Scarlett Johansson and Sam Altman Revisited: “Sky” is the Limit

Everyone loved Samantha, the flirty AI assistant in the movie Her. Her sultry voice stole the hearts of the audience. It was a hit movie and a favorite among people interested in artificial intelligence. Then a few weeks ago, Scarlett Johansson, the actress who played Samantha, accused OpenAI CEO Sam Altman of using her voice without consent for an AI assistant voice in a ChatGPT demo.

In a statement made available to media outlets, Scarlett said, “In a time when we are all grappling with deepfakes and the protection of our own likeness, our own work, our own identities, I believe these are questions that deserve absolute clarity. I look forward to resolution in the form of transparency and the passage of appropriate legislation to help ensure that individual rights are protected.” She was not interested in a Scarlet Johansson AI. ScarJo AI. ScarGPT?

After this statement by Scarlett, the voice of Sky was taken down by OpenAI.

The Broader Problem of AI and Digital Identity

Amid widespread concern about digital identity and fraud related to AI, having a major AI company copy someone without their consent has raised awareness to new levels. Digital identity is the collection of information about a person, organization, or electronic device that exists online. This information can include social media profiles, online transaction histories, and other data points that are used to represent and verify the entity in the digital world.

Your pictures, your video, your favorites — the sound of your voice.

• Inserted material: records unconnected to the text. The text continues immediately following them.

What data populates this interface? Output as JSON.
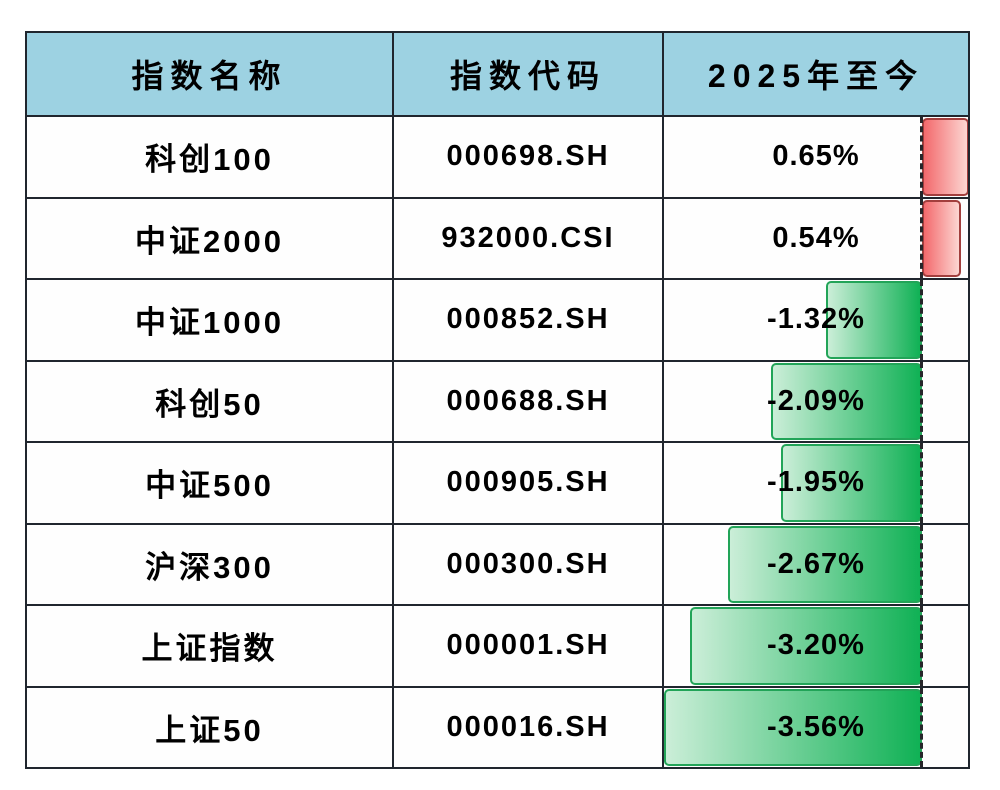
{
  "chart_data": {
    "type": "table",
    "headers": [
      "指数名称",
      "指数代码",
      "2025年至今"
    ],
    "rows": [
      {
        "name": "科创100",
        "code": "000698.SH",
        "change": "0.65%",
        "change_value": 0.65
      },
      {
        "name": "中证2000",
        "code": "932000.CSI",
        "change": "0.54%",
        "change_value": 0.54
      },
      {
        "name": "中证1000",
        "code": "000852.SH",
        "change": "-1.32%",
        "change_value": -1.32
      },
      {
        "name": "科创50",
        "code": "000688.SH",
        "change": "-2.09%",
        "change_value": -2.09
      },
      {
        "name": "中证500",
        "code": "000905.SH",
        "change": "-1.95%",
        "change_value": -1.95
      },
      {
        "name": "沪深300",
        "code": "000300.SH",
        "change": "-2.67%",
        "change_value": -2.67
      },
      {
        "name": "上证指数",
        "code": "000001.SH",
        "change": "-3.20%",
        "change_value": -3.2
      },
      {
        "name": "上证50",
        "code": "000016.SH",
        "change": "-3.56%",
        "change_value": -3.56
      }
    ],
    "databar": {
      "scale_min": -3.56,
      "scale_max": 0.65,
      "positive_gradient_from": "#f3696c",
      "positive_gradient_to": "#fcd6d2",
      "positive_border": "#a23e3d",
      "negative_gradient_from": "#cbeed8",
      "negative_gradient_to": "#10b155",
      "negative_border": "#22a458",
      "axis_line_color": "#26262a"
    }
  },
  "colors": {
    "page_bg": "#ffffff",
    "header_bg": "#9dd2e2",
    "table_border": "#20262e",
    "text": "#000000"
  }
}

In this case it was a popular actresses’ voice being stolen, but the conversation going around is about how the generative AI industry is doing this to a lot of other artists and ordinary people. They do not just take your art, all kinds of information about you can be fed to AI to help it mimic you.

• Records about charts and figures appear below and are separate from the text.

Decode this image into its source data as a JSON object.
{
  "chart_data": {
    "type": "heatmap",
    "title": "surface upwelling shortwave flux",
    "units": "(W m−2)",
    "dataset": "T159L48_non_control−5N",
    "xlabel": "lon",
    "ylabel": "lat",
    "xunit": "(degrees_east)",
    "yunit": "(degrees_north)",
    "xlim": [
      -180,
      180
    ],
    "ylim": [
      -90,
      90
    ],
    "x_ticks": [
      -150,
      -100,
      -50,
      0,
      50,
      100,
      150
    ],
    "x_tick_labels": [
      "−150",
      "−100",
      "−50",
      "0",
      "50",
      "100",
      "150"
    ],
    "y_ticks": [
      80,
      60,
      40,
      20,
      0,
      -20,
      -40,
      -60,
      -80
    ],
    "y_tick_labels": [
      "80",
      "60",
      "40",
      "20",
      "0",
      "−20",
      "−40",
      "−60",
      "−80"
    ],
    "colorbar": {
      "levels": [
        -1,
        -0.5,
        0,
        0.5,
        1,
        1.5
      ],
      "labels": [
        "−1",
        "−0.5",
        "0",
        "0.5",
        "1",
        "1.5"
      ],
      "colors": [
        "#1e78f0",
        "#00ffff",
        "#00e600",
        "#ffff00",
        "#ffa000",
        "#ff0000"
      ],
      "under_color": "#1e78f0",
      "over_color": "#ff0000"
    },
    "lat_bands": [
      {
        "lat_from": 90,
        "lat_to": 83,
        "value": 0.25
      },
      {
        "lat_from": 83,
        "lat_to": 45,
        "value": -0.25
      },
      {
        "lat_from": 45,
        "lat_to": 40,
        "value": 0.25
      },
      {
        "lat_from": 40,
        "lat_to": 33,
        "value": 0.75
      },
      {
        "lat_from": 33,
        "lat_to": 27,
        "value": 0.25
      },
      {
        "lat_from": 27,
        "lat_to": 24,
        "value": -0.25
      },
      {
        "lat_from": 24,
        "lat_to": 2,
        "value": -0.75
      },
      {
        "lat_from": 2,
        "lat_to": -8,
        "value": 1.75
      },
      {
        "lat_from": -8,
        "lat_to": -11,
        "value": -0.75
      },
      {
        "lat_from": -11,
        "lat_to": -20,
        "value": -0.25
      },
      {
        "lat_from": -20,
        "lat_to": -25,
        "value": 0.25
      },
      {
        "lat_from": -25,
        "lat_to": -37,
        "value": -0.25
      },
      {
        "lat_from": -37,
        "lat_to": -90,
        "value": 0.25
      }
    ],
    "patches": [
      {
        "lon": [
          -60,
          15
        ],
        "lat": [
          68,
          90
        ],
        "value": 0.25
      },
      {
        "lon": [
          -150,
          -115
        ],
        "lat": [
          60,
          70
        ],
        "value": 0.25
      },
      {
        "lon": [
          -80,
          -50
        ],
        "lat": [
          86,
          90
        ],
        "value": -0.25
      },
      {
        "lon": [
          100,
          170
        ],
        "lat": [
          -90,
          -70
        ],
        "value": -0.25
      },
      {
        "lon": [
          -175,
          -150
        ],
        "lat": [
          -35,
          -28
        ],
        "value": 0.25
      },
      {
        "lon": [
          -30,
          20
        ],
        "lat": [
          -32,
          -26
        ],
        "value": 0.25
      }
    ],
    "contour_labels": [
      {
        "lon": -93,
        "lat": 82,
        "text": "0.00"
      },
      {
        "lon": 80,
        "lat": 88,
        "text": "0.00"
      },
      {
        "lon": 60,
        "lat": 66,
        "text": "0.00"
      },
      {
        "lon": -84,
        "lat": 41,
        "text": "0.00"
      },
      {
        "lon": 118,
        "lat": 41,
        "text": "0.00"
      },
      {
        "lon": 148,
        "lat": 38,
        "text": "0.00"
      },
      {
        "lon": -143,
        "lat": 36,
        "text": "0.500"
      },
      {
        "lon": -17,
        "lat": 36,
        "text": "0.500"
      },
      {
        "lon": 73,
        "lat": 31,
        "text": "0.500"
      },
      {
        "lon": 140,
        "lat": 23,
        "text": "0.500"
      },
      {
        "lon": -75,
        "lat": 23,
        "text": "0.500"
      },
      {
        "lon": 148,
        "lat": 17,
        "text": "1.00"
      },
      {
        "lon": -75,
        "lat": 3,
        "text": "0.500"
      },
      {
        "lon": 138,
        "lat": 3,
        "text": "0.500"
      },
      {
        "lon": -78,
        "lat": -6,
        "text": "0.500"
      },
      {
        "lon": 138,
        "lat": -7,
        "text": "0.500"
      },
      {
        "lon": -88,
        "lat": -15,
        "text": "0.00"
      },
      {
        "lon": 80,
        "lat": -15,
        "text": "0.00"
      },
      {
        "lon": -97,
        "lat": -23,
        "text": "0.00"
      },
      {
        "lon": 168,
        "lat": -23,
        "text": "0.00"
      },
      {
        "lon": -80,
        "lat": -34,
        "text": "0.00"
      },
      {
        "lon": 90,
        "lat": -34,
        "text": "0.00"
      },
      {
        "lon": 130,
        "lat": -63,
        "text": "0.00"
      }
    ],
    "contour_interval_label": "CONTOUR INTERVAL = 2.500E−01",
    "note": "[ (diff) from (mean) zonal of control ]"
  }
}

While most people are not bothered about it — Big Data has all our data, what’s new? — for other people it’s disturbing. Evidence: search terms about keeping Meta from feeding its generative AI systems with your personal data were recently trending Google.

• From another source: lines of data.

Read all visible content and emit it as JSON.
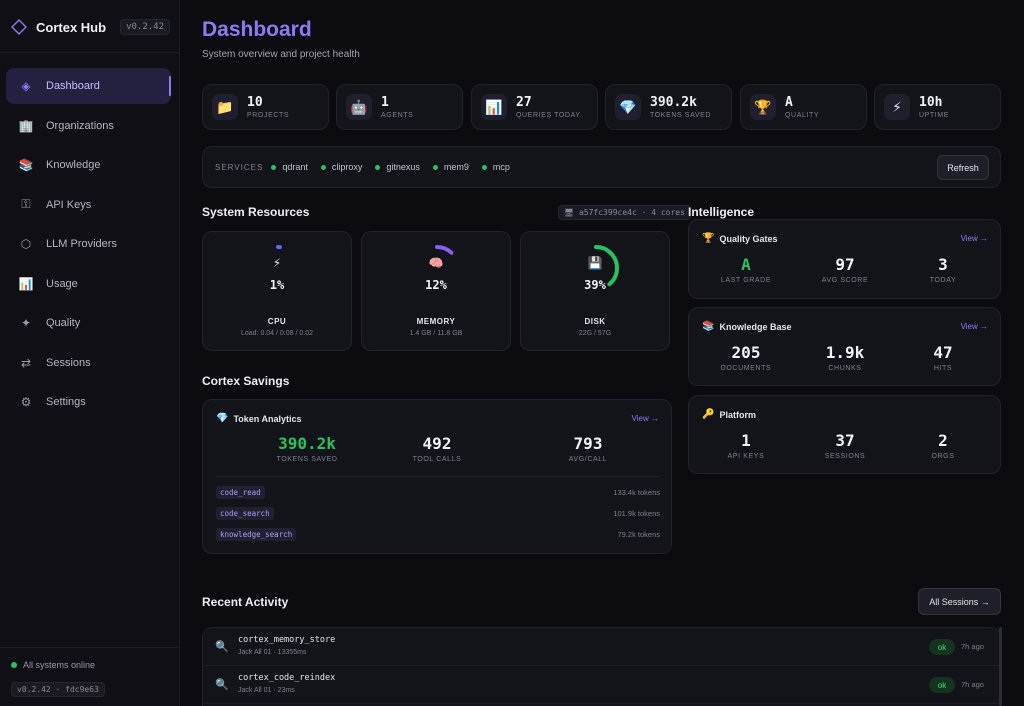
{
  "brand": {
    "name": "Cortex Hub",
    "version": "v0.2.42"
  },
  "sidebar": {
    "items": [
      {
        "label": "Dashboard",
        "icon": "diamond-icon",
        "glyph": "◈",
        "active": true
      },
      {
        "label": "Organizations",
        "icon": "building-icon",
        "glyph": "🏢"
      },
      {
        "label": "Knowledge",
        "icon": "books-icon",
        "glyph": "📚"
      },
      {
        "label": "API Keys",
        "icon": "key-icon",
        "glyph": "⚿"
      },
      {
        "label": "LLM Providers",
        "icon": "hexagon-icon",
        "glyph": "⬡"
      },
      {
        "label": "Usage",
        "icon": "bar-chart-icon",
        "glyph": "📊"
      },
      {
        "label": "Quality",
        "icon": "sparkle-icon",
        "glyph": "✦"
      },
      {
        "label": "Sessions",
        "icon": "arrows-icon",
        "glyph": "⇄"
      },
      {
        "label": "Settings",
        "icon": "gear-icon",
        "glyph": "⚙"
      }
    ],
    "status": "All systems online",
    "build": "v0.2.42 · fdc9e63"
  },
  "header": {
    "title": "Dashboard",
    "subtitle": "System overview and project health"
  },
  "stats": [
    {
      "value": "10",
      "label": "PROJECTS",
      "icon": "folder-icon",
      "glyph": "📁"
    },
    {
      "value": "1",
      "label": "AGENTS",
      "icon": "robot-icon",
      "glyph": "🤖"
    },
    {
      "value": "27",
      "label": "QUERIES TODAY",
      "icon": "bar-chart-icon",
      "glyph": "📊"
    },
    {
      "value": "390.2k",
      "label": "TOKENS SAVED",
      "icon": "gem-icon",
      "glyph": "💎"
    },
    {
      "value": "A",
      "label": "QUALITY",
      "icon": "trophy-icon",
      "glyph": "🏆"
    },
    {
      "value": "10h",
      "label": "UPTIME",
      "icon": "lightning-icon",
      "glyph": "⚡"
    }
  ],
  "services": {
    "label": "SERVICES",
    "items": [
      "qdrant",
      "cliproxy",
      "gitnexus",
      "mem9",
      "mcp"
    ],
    "refresh": "Refresh"
  },
  "resources": {
    "title": "System Resources",
    "host": "🖥 a57fc399ce4c · 4 cores",
    "items": [
      {
        "name": "CPU",
        "percent": 1,
        "pct_label": "1%",
        "sub": "Load: 0.04 / 0.08 / 0.02",
        "glyph": "⚡",
        "icon": "lightning-icon",
        "color": "#6366f1"
      },
      {
        "name": "MEMORY",
        "percent": 12,
        "pct_label": "12%",
        "sub": "1.4 GB / 11.8 GB",
        "glyph": "🧠",
        "icon": "brain-icon",
        "color": "#8b5cf6"
      },
      {
        "name": "DISK",
        "percent": 39,
        "pct_label": "39%",
        "sub": "22G / 57G",
        "glyph": "💾",
        "icon": "floppy-icon",
        "color": "#22c55e"
      }
    ]
  },
  "savings": {
    "title": "Cortex Savings",
    "card_title": "Token Analytics",
    "view": "View →",
    "metrics": [
      {
        "value": "390.2k",
        "label": "TOKENS SAVED",
        "color": "#22c55e"
      },
      {
        "value": "492",
        "label": "TOOL CALLS"
      },
      {
        "value": "793",
        "label": "AVG/CALL"
      }
    ],
    "tools": [
      {
        "name": "code_read",
        "tokens": "133.4k tokens"
      },
      {
        "name": "code_search",
        "tokens": "101.9k tokens"
      },
      {
        "name": "knowledge_search",
        "tokens": "79.2k tokens"
      }
    ]
  },
  "intelligence": {
    "title": "Intelligence",
    "quality": {
      "title": "Quality Gates",
      "view": "View →",
      "metrics": [
        {
          "value": "A",
          "label": "LAST GRADE",
          "color": "#22c55e"
        },
        {
          "value": "97",
          "label": "AVG SCORE"
        },
        {
          "value": "3",
          "label": "TODAY"
        }
      ]
    },
    "knowledge": {
      "title": "Knowledge Base",
      "view": "View →",
      "metrics": [
        {
          "value": "205",
          "label": "DOCUMENTS"
        },
        {
          "value": "1.9k",
          "label": "CHUNKS"
        },
        {
          "value": "47",
          "label": "HITS"
        }
      ]
    },
    "platform": {
      "title": "Platform",
      "metrics": [
        {
          "value": "1",
          "label": "API KEYS"
        },
        {
          "value": "37",
          "label": "SESSIONS"
        },
        {
          "value": "2",
          "label": "ORGS"
        }
      ]
    }
  },
  "activity": {
    "title": "Recent Activity",
    "all_sessions": "All Sessions →",
    "rows": [
      {
        "name": "cortex_memory_store",
        "meta": "Jack All 01 · 13355ms",
        "status": "ok",
        "time": "7h ago"
      },
      {
        "name": "cortex_code_reindex",
        "meta": "Jack All 01 · 23ms",
        "status": "ok",
        "time": "7h ago"
      }
    ]
  }
}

Did Altman Try to Steal ScarJo’s Voice?

The question of whether OpenAI did what it is accused of is more complicated than it looks. A few days before the ChatGPT demo launch, Sam Altman posted a single word on Twitter: “Her.”

In an interview at a UN sponsored AI symposium, Sam Altman has denied the allegations, saying, “It’s not her voice, it’s not supposed to be. I’m sorry for the confusion, clearly you think it is, people are going to have different opinions about how much voices sound alike, but we don’t.”

This is coming from him even when he reached out to Scarlett Johansson multiple times in the past before releasing the voice feature for ChatGPT 4.0. To anyone who followed the news, it’s clear that Sam Altman wanted Scarlett Johansson’s “Her” voice to be on OpenAI’s new ChatGPT 4o (the o is for “omni”) but couldn’t get her to agree.

It Wasn’t Really Johansson’s Voice

The Washington Post found that the voice was not Johansson. It was an unknown voice actress. Both the actress and the agent were kept anonymous for privacy reasons but but the agent reportedly told the post it was her natural speaking voice and she wasn’t made to imitate Johansson.

Altman wanted her voice and since he couldn’t get it, he settled for a mimic. The situation is a bit confused then, because it isn’t Scarlett Johansson’s voice — but they took the feature down. If it really wasn’t Scarlett’s voice, why did OpenAI take it down? She can’t sue them for using someone else’s voice. (Or can she?) While I’m in support of Scarlett trying to protect her identity, from this point of view it seems like OpenAI was intimidated into taking down Sky’s voice feature.

Is Your Voice YOUR Voice?

Now that it has been established that it is another woman’s voice and not Scarlett Johansson’s voice raises many questions. How much do you own your voice? With billions of people, there are probably individuals who sound exactly alike, making it difficult to tell them apart.

Or for the sake of argument, what if I could do a really killer Scarlett Johansson impression and decide to spend the rest of my life speaking like her? Is that my voice or hers? I mean, it’s coming out of my throat and my vocal cords… that’s my voice, right?

How much of you is uniquely you? What if another person out there is very similar to you in many ways? Do you have any say over how identities indistinguishable from you, but not you, are used? Or is that only for famous people?